Mike Dennis

No. 43
- Position: Running back

Personal information
- Born: July 22, 1944 (age 82) Philadelphia, Mississippi, U.S.
- Listed height: 6 ft 1 in (1.85 m)
- Listed weight: 207 lb (94 kg)

Career information
- High school: Jackson (MS) Murrah
- College: Mississippi (1962-1965)
- NFL draft: 1966: 3rd round, 33rd overall pick
- AFL draft: 1966: 1st round, 8th overall pick

Career history
- Los Angeles Rams (1968–1969);

Awards and highlights
- Super Bowl champion (II); 2× First-team All-SEC (1964, 1965);

Career NFL statistics
- Rushing yards: 136
- Rushing average: 4.7
- Receptions: 8
- Receiving yards: 53
- Stats at Pro Football Reference

= Mike Dennis (running back) =

American football player (born 1944)

Walter Michael Dennis (born July 22, 1944) is an American former professional football player who was a running back for the Los Angeles Rams of the National Football League (NFL).
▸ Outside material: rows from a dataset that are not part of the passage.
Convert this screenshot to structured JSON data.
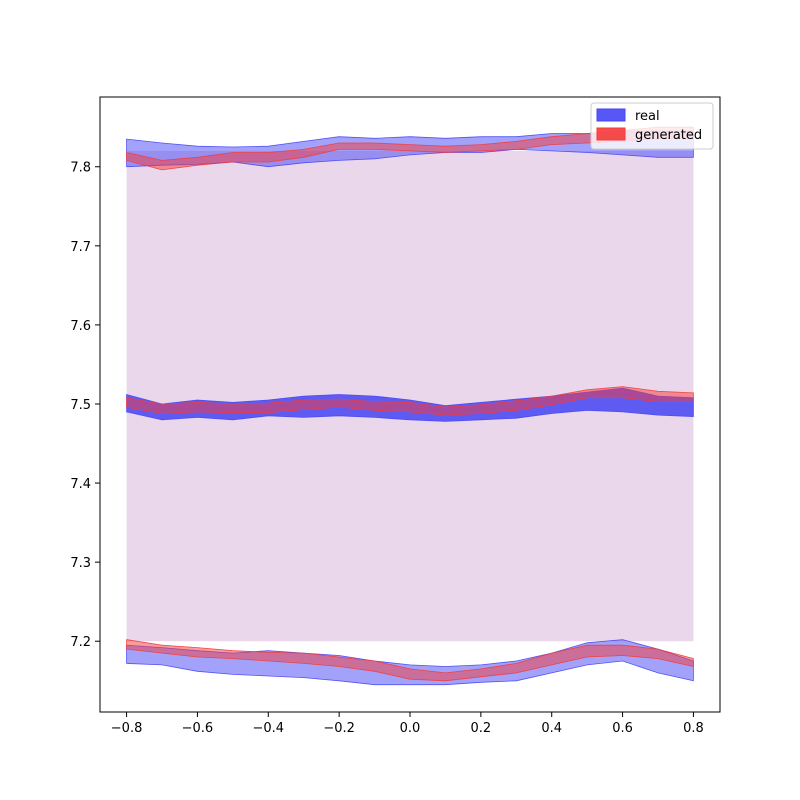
{
  "chart_data": {
    "type": "area",
    "title": "",
    "xlabel": "",
    "ylabel": "",
    "xlim": [
      -0.875,
      0.875
    ],
    "ylim": [
      7.1105,
      7.8882
    ],
    "grid": false,
    "legend_position": "top-right",
    "x_ticks": [
      -0.8,
      -0.6,
      -0.4,
      -0.2,
      0.0,
      0.2,
      0.4,
      0.6,
      0.8
    ],
    "x_tick_labels": [
      "−0.8",
      "−0.6",
      "−0.4",
      "−0.2",
      "0.0",
      "0.2",
      "0.4",
      "0.6",
      "0.8"
    ],
    "y_ticks": [
      7.2,
      7.3,
      7.4,
      7.5,
      7.6,
      7.7,
      7.8
    ],
    "y_tick_labels": [
      "7.2",
      "7.3",
      "7.4",
      "7.5",
      "7.6",
      "7.7",
      "7.8"
    ],
    "x": [
      -0.8,
      -0.7,
      -0.6,
      -0.5,
      -0.4,
      -0.3,
      -0.2,
      -0.1,
      0.0,
      0.1,
      0.2,
      0.3,
      0.4,
      0.5,
      0.6,
      0.7,
      0.8
    ],
    "envelope": {
      "lower": 7.2,
      "upper": 7.82,
      "color": "#e8d3e9"
    },
    "series": [
      {
        "name": "real",
        "color": "#4545f5",
        "bands": [
          {
            "lower": [
              7.8,
              7.802,
              7.803,
              7.806,
              7.8,
              7.805,
              7.808,
              7.81,
              7.815,
              7.818,
              7.818,
              7.822,
              7.82,
              7.818,
              7.815,
              7.812,
              7.812
            ],
            "upper": [
              7.835,
              7.83,
              7.826,
              7.825,
              7.826,
              7.832,
              7.838,
              7.836,
              7.838,
              7.836,
              7.838,
              7.838,
              7.842,
              7.842,
              7.845,
              7.845,
              7.845
            ]
          },
          {
            "lower": [
              7.49,
              7.48,
              7.483,
              7.48,
              7.485,
              7.483,
              7.485,
              7.483,
              7.48,
              7.478,
              7.48,
              7.482,
              7.488,
              7.492,
              7.49,
              7.486,
              7.484
            ],
            "upper": [
              7.512,
              7.5,
              7.505,
              7.502,
              7.505,
              7.51,
              7.512,
              7.51,
              7.505,
              7.498,
              7.502,
              7.506,
              7.51,
              7.515,
              7.52,
              7.51,
              7.508
            ]
          },
          {
            "lower": [
              7.172,
              7.17,
              7.162,
              7.158,
              7.156,
              7.154,
              7.15,
              7.145,
              7.145,
              7.145,
              7.148,
              7.15,
              7.16,
              7.17,
              7.175,
              7.16,
              7.15
            ],
            "upper": [
              7.195,
              7.192,
              7.188,
              7.185,
              7.188,
              7.185,
              7.182,
              7.175,
              7.17,
              7.168,
              7.17,
              7.175,
              7.185,
              7.198,
              7.202,
              7.19,
              7.175
            ]
          }
        ]
      },
      {
        "name": "generated",
        "color": "#f53a3a",
        "bands": [
          {
            "lower": [
              7.808,
              7.796,
              7.802,
              7.806,
              7.806,
              7.812,
              7.822,
              7.822,
              7.82,
              7.818,
              7.82,
              7.822,
              7.828,
              7.83,
              7.832,
              7.836,
              7.836
            ],
            "upper": [
              7.818,
              7.808,
              7.812,
              7.818,
              7.818,
              7.822,
              7.83,
              7.83,
              7.828,
              7.826,
              7.828,
              7.832,
              7.838,
              7.842,
              7.846,
              7.85,
              7.85
            ]
          },
          {
            "lower": [
              7.496,
              7.488,
              7.49,
              7.489,
              7.489,
              7.493,
              7.496,
              7.492,
              7.49,
              7.486,
              7.488,
              7.492,
              7.499,
              7.508,
              7.508,
              7.503,
              7.503
            ],
            "upper": [
              7.508,
              7.5,
              7.502,
              7.5,
              7.501,
              7.505,
              7.506,
              7.503,
              7.502,
              7.496,
              7.499,
              7.504,
              7.51,
              7.518,
              7.522,
              7.516,
              7.514
            ]
          },
          {
            "lower": [
              7.19,
              7.185,
              7.18,
              7.178,
              7.175,
              7.172,
              7.168,
              7.162,
              7.152,
              7.15,
              7.155,
              7.16,
              7.17,
              7.18,
              7.182,
              7.178,
              7.168
            ],
            "upper": [
              7.202,
              7.195,
              7.192,
              7.188,
              7.186,
              7.185,
              7.18,
              7.175,
              7.165,
              7.16,
              7.165,
              7.172,
              7.185,
              7.195,
              7.195,
              7.19,
              7.178
            ]
          }
        ]
      }
    ]
  }
}
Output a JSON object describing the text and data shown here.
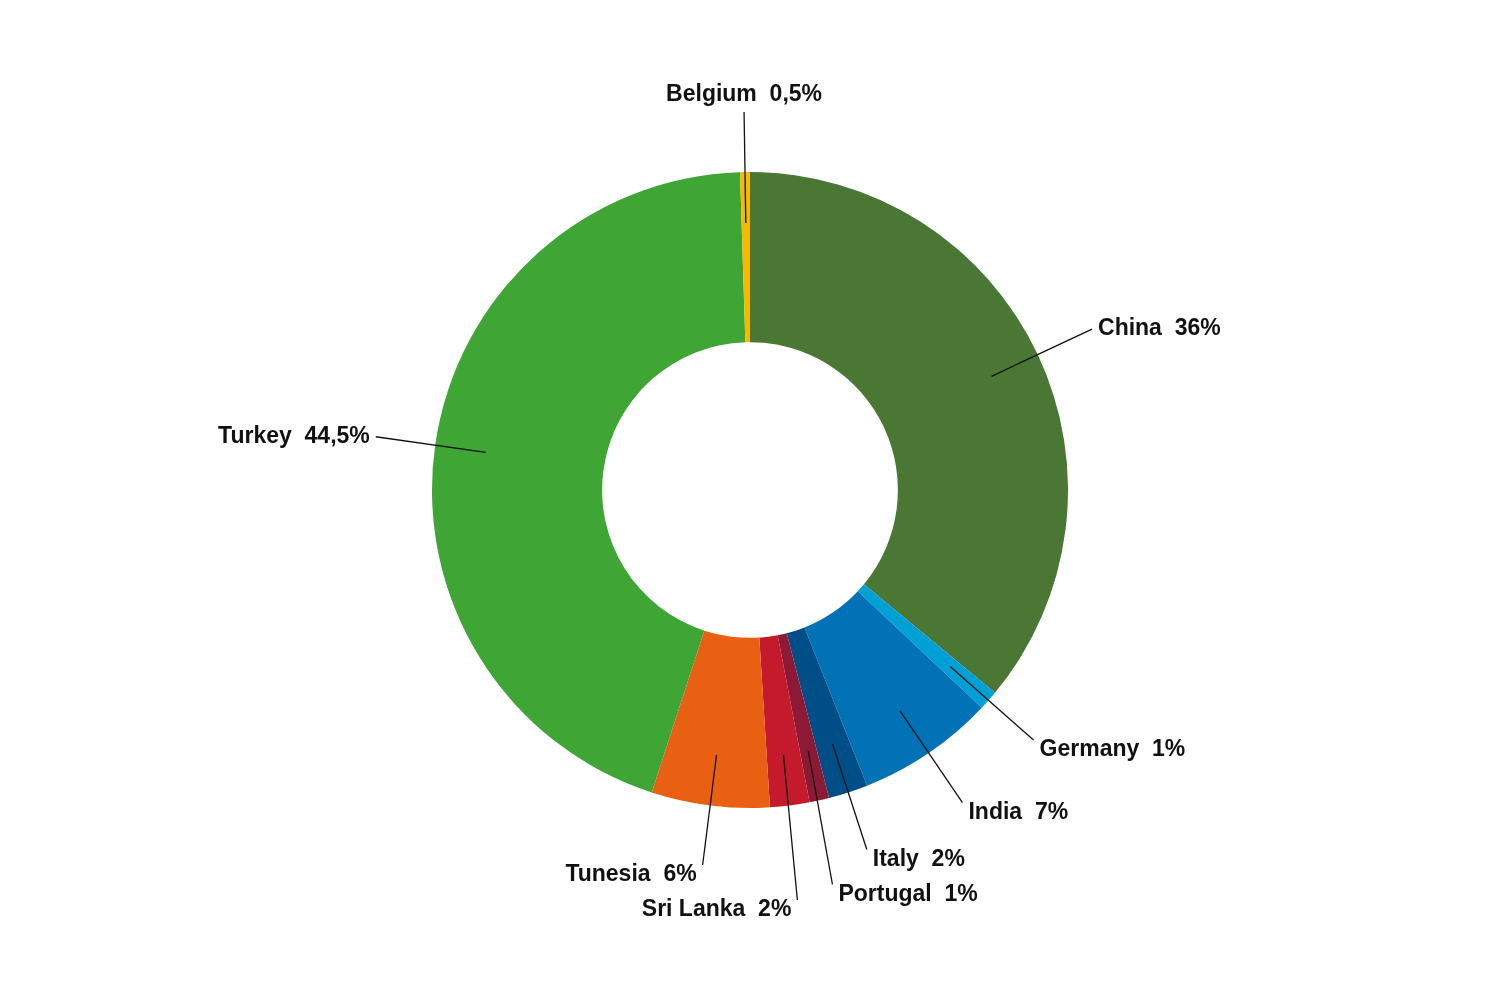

He played college football for the Ole Miss Rebels before playing in the NFL with the Los Angeles Rams in 1968 and 1969. Dennis was selected by the Buffalo Bills in the first round (eighth overall) of the American Football League (AFL) 1966 draft. He was also drafted by the Atlanta Falcons in the third round (33rd overall) of the 1966 NFL draft.